To deliver the potential benefit of Australia’s rapidly growing investments in health and medical research, we need systems that can fast-track the synthesis and dissemination of reliable evidence to point-of-care and policy making.
No matter where they live or which health service they access, Australians should receive health care based on the best available evidence. Evidence-based guidelines aim to minimise unwanted variations in care by ensuring everyone involved in health care decisions is kept up-to-date with what we know and what we should do.
The current approach to updating guidelines intermittently can no longer keep pace with the speed of research and far too many Australian guidelines are out of date and underutilised. This is delaying widespread access to newer more effective treatments and prolonging exposure to those that are ineffective or harmful.

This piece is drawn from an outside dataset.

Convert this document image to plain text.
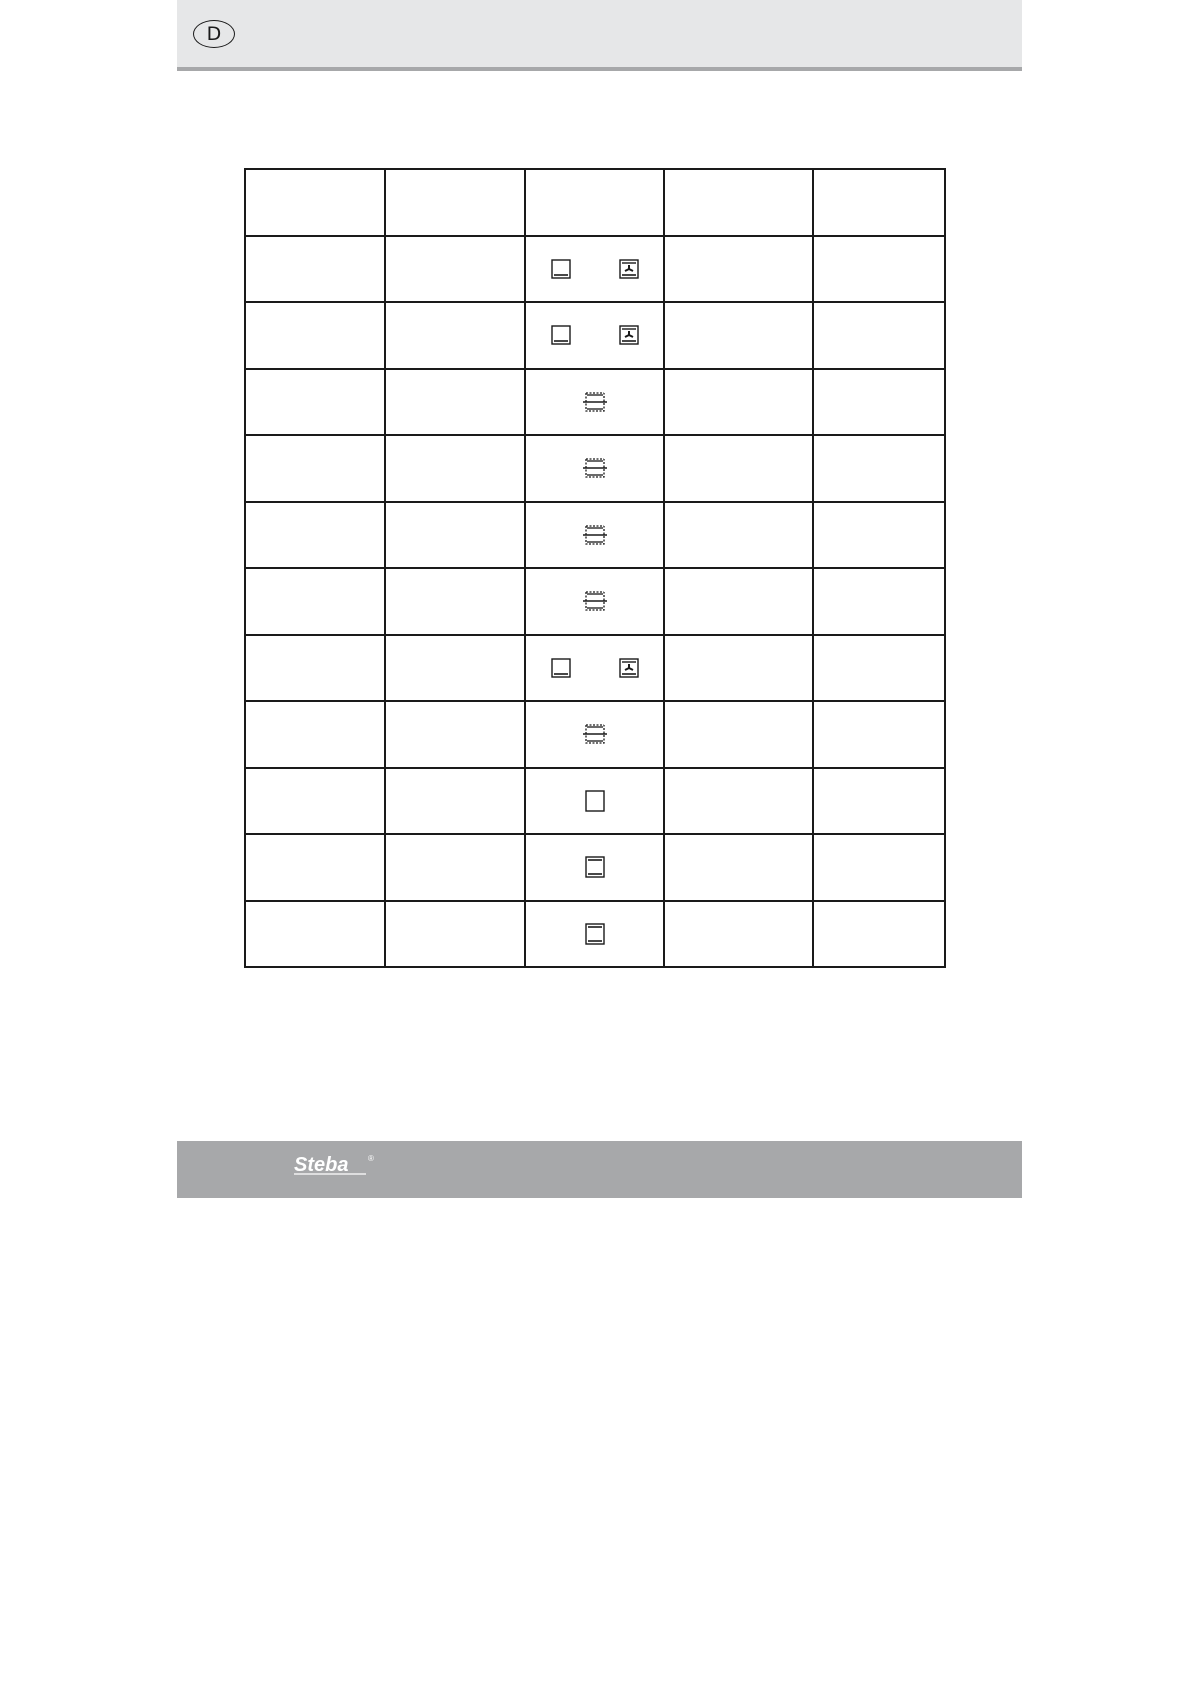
D

Steba ®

Enabled by early investment from the National Health and Medical Research Council (NHMRC), Cochrane Australia and partners are building a suite of tools and processes to enable near real-time updating of guidelines and policy recommendations. This innovative approach uses advanced technologies such as text mining, machine learning and citizen science in a ‘living’ model of continuous evidence synthesis and dissemination.
The Living Evidence model has the potential to reduce the lag time between research publication and incorporation into evidence-based recommendations from years to weeks, and to reduce the time and unit costs involved by 75%.
This is why leading experts in evidence synthesis, automation technologies and guideline development in stroke, diabetes, kidney disease, musculoskeletal conditions and heart disease have come together with Cochrane Australia to lead a world-first consortium effort, united in a shared understanding of the urgent need to accelerate the development of Living Evidence capacity in Australia.
The Australian Living Evidence Consortium aims to deliver a series of frontier projects and provide the vital early leadership and coordination needed to build national capability for Living Evidence across the Australian health system.